District 209 teachers received pay raises last week with a new collective bargaining agreement, signed during a press conference at the Proviso Math and Science Academy on Friday.
A teacher starting at Proviso with a Bachelor’s degree will make $37,981 this year, up from $34,950 last year. Those with Master’s degrees will start at $42,072, up from $38,713, while those starting with PhD’s will see their pay increase $3,751 to $46,981.
By the contract’s end in 2008-2009, those with Bachelor’s degrees will start at nearly $42,000, while those with PhD’s will start at over $51,000.
At Proviso’s new Math and Science Academy, teachers with Bachelor’s degrees will make $2,500 more than their counterparts at Proviso East and West, while those with Master’s degrees will make an extra $3,750 and those with PhDs will receive a $5,000 bonus each year.
“I don’t think we have a perfect contract, but we are moving in the right direction,” said District 209 Board of Education President Chris Welch.
His enthusiasm was shared by Mona Johnson, president of the Proviso Teachers Union, who called the contract a “positive step in the collaboration between management and teachers.”
Others board members, however, were not so optimistic. “What we’ve actually done is put the school district in even more of a hole because we can’t afford to pay these salaries,” said board member Charles Flowers.
The depth of the hole the district is in is unclear, but Flowers said the most recent estimates presented by former superintendent Greg Jackson, who was fired by Welch and the board majority in July, showed its operating deficit at $13 million.
That estimate did not take into account the recent budget challenges at the new Proviso Math and Science Academy. In August it was revealed that the district had just over $1 million remaining from the $40 million bond it had set aside for the school despite forecasts in the preceding weeks indicating that about $7 million remained.

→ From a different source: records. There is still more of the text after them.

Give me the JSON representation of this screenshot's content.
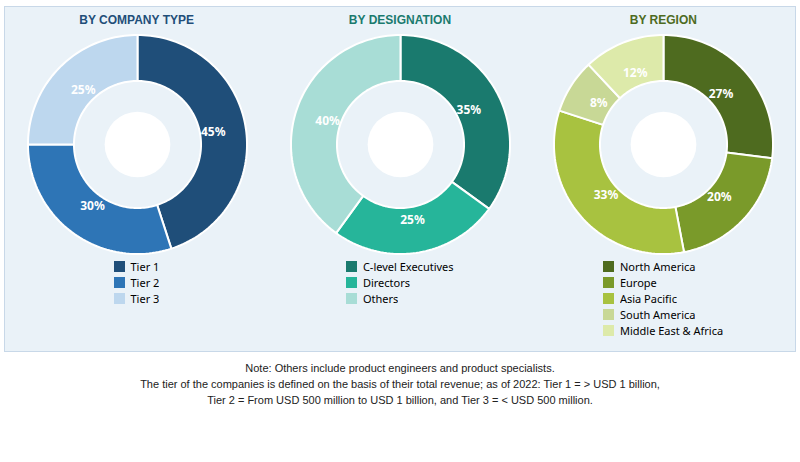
{
  "chart_data": [
    {
      "type": "pie",
      "title": "BY COMPANY TYPE",
      "categories": [
        "Tier 1",
        "Tier 2",
        "Tier 3"
      ],
      "values": [
        45,
        30,
        25
      ],
      "value_labels": [
        "45%",
        "30%",
        "25%"
      ],
      "colors": [
        "#1f4e79",
        "#2e75b6",
        "#bdd7ee"
      ],
      "data_labels": true,
      "legend": "bottom"
    },
    {
      "type": "pie",
      "title": "BY DESIGNATION",
      "categories": [
        "C-level Executives",
        "Directors",
        "Others"
      ],
      "values": [
        35,
        25,
        40
      ],
      "value_labels": [
        "35%",
        "25%",
        "40%"
      ],
      "colors": [
        "#1a7a6e",
        "#26b59a",
        "#a8ddd6"
      ],
      "data_labels": true,
      "legend": "bottom"
    },
    {
      "type": "pie",
      "title": "BY REGION",
      "categories": [
        "North America",
        "Europe",
        "Asia Pacific",
        "South America",
        "Middle East & Africa"
      ],
      "values": [
        27,
        20,
        33,
        8,
        12
      ],
      "value_labels": [
        "27%",
        "20%",
        "33%",
        "8%",
        "12%"
      ],
      "colors": [
        "#4e6b1f",
        "#7a9a2a",
        "#a8c240",
        "#c8d896",
        "#ddeaaa"
      ],
      "data_labels": true,
      "legend": "bottom"
    }
  ],
  "annotations": [
    "Note: Others include product engineers and product specialists.",
    "The tier of the companies is defined on the basis of their total revenue; as of 2022: Tier 1 = > USD 1 billion,",
    "Tier 2 = From USD 500 million to USD 1 billion, and Tier 3 = < USD 500 million."
  ]
}
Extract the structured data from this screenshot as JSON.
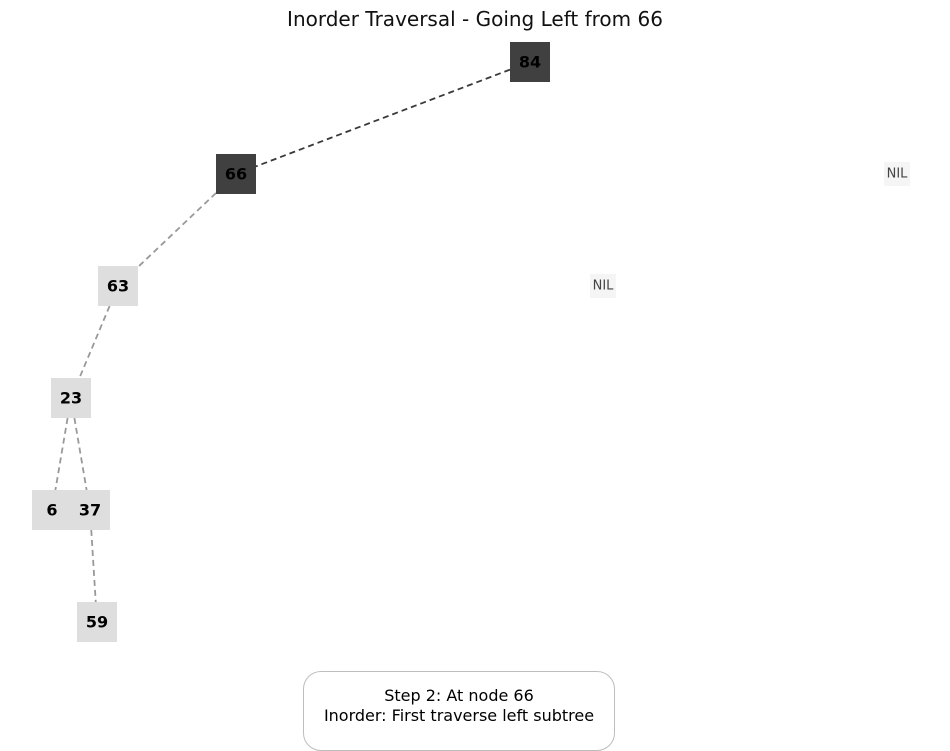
{
  "title": "Inorder Traversal - Going Left from 66",
  "colors": {
    "visited_fill": "#404040",
    "unvisited_fill": "#dedede",
    "nil_fill": "#f5f5f5",
    "active_edge": "#3a3a3a",
    "inactive_edge": "#999999"
  },
  "nodes": [
    {
      "id": "n84",
      "label": "84",
      "state": "visited"
    },
    {
      "id": "n66",
      "label": "66",
      "state": "visited"
    },
    {
      "id": "n63",
      "label": "63",
      "state": "unvisited"
    },
    {
      "id": "n23",
      "label": "23",
      "state": "unvisited"
    },
    {
      "id": "n6",
      "label": "6",
      "state": "unvisited"
    },
    {
      "id": "n37",
      "label": "37",
      "state": "unvisited"
    },
    {
      "id": "n59",
      "label": "59",
      "state": "unvisited"
    },
    {
      "id": "nil84",
      "label": "NIL",
      "state": "nil"
    },
    {
      "id": "nil66",
      "label": "NIL",
      "state": "nil"
    }
  ],
  "edges": [
    {
      "from": "n84",
      "to": "n66",
      "active": true
    },
    {
      "from": "n66",
      "to": "n63",
      "active": false
    },
    {
      "from": "n63",
      "to": "n23",
      "active": false
    },
    {
      "from": "n23",
      "to": "n6",
      "active": false
    },
    {
      "from": "n23",
      "to": "n37",
      "active": false
    },
    {
      "from": "n37",
      "to": "n59",
      "active": false
    }
  ],
  "caption": {
    "line1": "Step 2: At node 66",
    "line2": "Inorder: First traverse left subtree"
  }
}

District 209 Chief Education Officer Robert Libka said that the district is currently at work crunching the numbers to determine how bad the deficit actually is, but that he believed it to be significantly below Jackson’s estimate.
The charge that Jackson got the numbers wrong struck board member Theresa Kelly as odd since the justification for Jackson’s firing was that, though he had succeeded in addressing the district’s finances, an individual with more of an educational background was needed to step in.
“I thought (Jackson) was the money guy,” she said.
At the conference, Welch evaded questions from reporters regarding the actual cost of the contract to taxpayers, eventually stating that though this contract alone will not create a need for a property tax increase, he cannot guarantee that the district will not need a referendum in the near future.
Welch also fielded questions from reporters regarding the discrepancy in teacher and custodian salaries, which one teacher who did not wish to be named called “a slap in the face.”
He pointed out that, though the listed salary for custodians is about $46,000, they make only 75 percent of this salary in their first year with the district, and only work their way up to full pay after five years. He also said that custodians work year-round, while teachers have the summer months off.
The $46,000 figure Welch named, however, is at the bottom of the custodian’s pay scale. Athletic equipment managers, for example, make over $53,000, which, even prorated at 75 percent, is significantly more than starting teachers.
After five years with the district, a teacher with a Bachelor’s degree would be making $40,503, and one with a PhD. would make about $51,000.
The contract also offers teachers salary increases of one-half percent in years that the district’s average ACT or Prairie State Examination scores improve or its Terra Nova tests, which are administered to each grade once per year to measure progress, reflect an improvement of one full grade level or greater.
Under the new contract, teachers will pay the first 10 percent of insurance premiums, with the district picking up the remaining 90 percent as long as the district’s payment does not exceed 110 percent of its payment the previous contract year. Any premiums beyond that will be deducted from the payroll.
The Chris Welch show?
Kelly also questioned why she and other board members were not notified of Friday’s press conference until the morning of the event while Welch spent the majority of the conference on the microphone and in front of the cameras.
Flowers agreed that a press conference to announce the contract was unnecessary. “This is a publicity stunt to promote Chris Welch,” said Flowers of the conference, which included photographers from District 209’s public relations firm and Welch campaign contributor Danielle Ashley Advertising.
Welch has been circulating petitions to run against Karen Yarbrough for 7th District State Representative in the March primaries.
Asked why the conference was needed, Welch said “this is great news, and we would scream it from the rooftops if we could.”
Welch, who addressed the crowd of about 25 three times during the conference despite admittedly playing no role in the negotiation process, denied that the event centered around him and said that the conference was “absolutely separate” from his state rep campaign.
Libka, who did participate in the negotiations, addressed the audience only once and said the new contract would not have been possible without “the board president’s hard work.”
Welch said that his role in the press conference was appropriate, as “I am the duly elected school board president.” When asked to respond to the controversy surrounding the high custodian pay last month, however, Welch argued that he was being singled out, stating that “I am only one of seven members of the board of education.”